When the performance concluded, Litchfield told Harreld her idea for the university to get behind a higher-education program for inmates. The president embraced the suggestion, and conversations of what to do began that very evening.
“My concern was that the offerings made available by state mandate in our prisons are superficial and don’t genuinely take those students to a place where they are able to use relevant skills training in creating success,” Litchfield said. “The need for some higher education access was obvious to me from several years ago, but there are very few models to build such a program. So it took a few years of me doing my research and building my network with people who were very successful in other areas of the country and to just start asking questions.”
With a model in mind, it only took a few months to create what became the University of Iowa Speaker Series at Oakdale. This past semester, Litchfield organized speakers from the university to give lectures to inmates, educating them on a wide range of topics. Among the very first speakers was Harreld himself, who spoke on the topic, “Learning Through Discussion.” Professors, deans and lecturers from a wide range of schools, including law, English and education, have also been a part of the speaker series.
Litchfield calls the program a “work in progress.” She’s hoping that feedback from everyone involved will allow it to grow, potentially to the point where inmates can earn university credit for the classes they attend.
“There [were] a lot of institutional introductions that we needed to create,” Litchfield said. “There are not a lot of people on the University of Iowa campus that have an approximate relationship with prisons, and vice versa. Not a lot of people working in the prions are really familiar with academia or the University of Iowa in particular. So our goal was to build relationships.”

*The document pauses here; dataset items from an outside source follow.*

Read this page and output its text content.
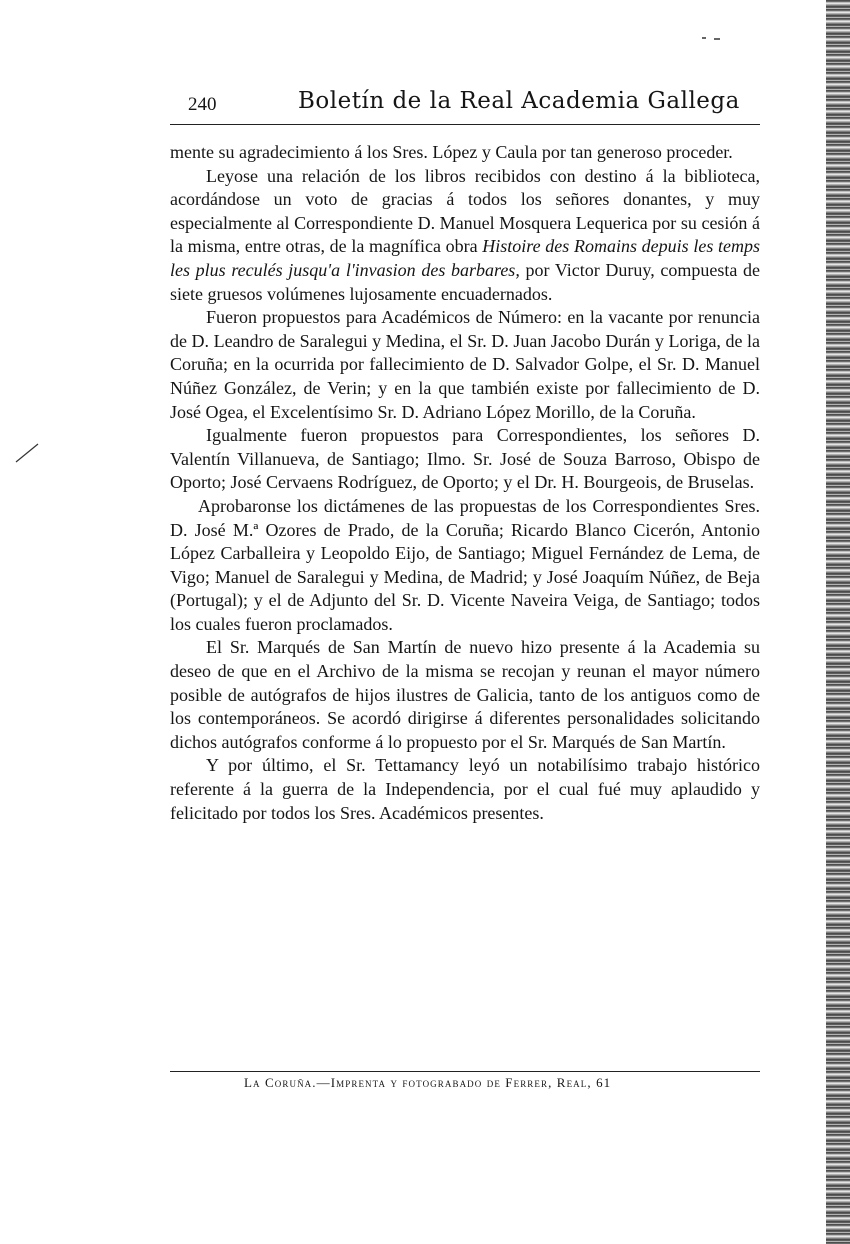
240	Boletín de la Real Academia Gallega

mente su agradecimiento á los Sres. López y Caula por tan generoso proceder.

Leyose una relación de los libros recibidos con destino á la biblioteca, acordándose un voto de gracias á todos los señores donantes, y muy especialmente al Correspondiente D. Manuel Mosquera Lequerica por su cesión á la misma, entre otras, de la magnífica obra Histoire des Romains depuis les temps les plus reculés jusqu'a l'invasion des barbares, por Victor Duruy, compuesta de siete gruesos volúmenes lujosamente encuadernados.

Fueron propuestos para Académicos de Número: en la vacante por renuncia de D. Leandro de Saralegui y Medina, el Sr. D. Juan Jacobo Durán y Loriga, de la Coruña; en la ocurrida por fallecimiento de D. Salvador Golpe, el Sr. D. Manuel Núñez González, de Verin; y en la que también existe por fallecimiento de D. José Ogea, el Excelentísimo Sr. D. Adriano López Morillo, de la Coruña.

Igualmente fueron propuestos para Correspondientes, los señores D. Valentín Villanueva, de Santiago; Ilmo. Sr. José de Souza Barroso, Obispo de Oporto; José Cervaens Rodríguez, de Oporto; y el Dr. H. Bourgeois, de Bruselas.

Aprobaronse los dictámenes de las propuestas de los Correspondientes Sres. D. José M.ª Ozores de Prado, de la Coruña; Ricardo Blanco Cicerón, Antonio López Carballeira y Leopoldo Eijo, de Santiago; Miguel Fernández de Lema, de Vigo; Manuel de Saralegui y Medina, de Madrid; y José Joaquím Núñez, de Beja (Portugal); y el de Adjunto del Sr. D. Vicente Naveira Veiga, de Santiago; todos los cuales fueron proclamados.

El Sr. Marqués de San Martín de nuevo hizo presente á la Academia su deseo de que en el Archivo de la misma se recojan y reunan el mayor número posible de autógrafos de hijos ilustres de Galicia, tanto de los antiguos como de los contemporáneos. Se acordó dirigirse á diferentes personalidades solicitando dichos autógrafos conforme á lo propuesto por el Sr. Marqués de San Martín.

Y por último, el Sr. Tettamancy leyó un notabilísimo trabajo histórico referente á la guerra de la Independencia, por el cual fué muy aplaudido y felicitado por todos los Sres. Académicos presentes.

La Coruña.—Imprenta y fotograbado de Ferrer, Real, 61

The next step for the program is expansion, so that inmates can hear lectures from a wider variety of educated speakers. Litchfield said that instructors in the first semester were limited to people she knew and had built relationships with, but she’s hoping that through word of mouth, the program spreads across campus and lets everyone at Iowa know how they can make an important difference. The more people who get involved, the better chance the program has in changing lives.
“The prison industrial complex is a real and relevant issue,” Litchfield said. “There’s a lot of potential growth for Iowa in general, and the students who are currently not having that access to important information. There’s a lot of potential for nurturing genius, and why would we turn our back on that opportunity when we can make it happen?”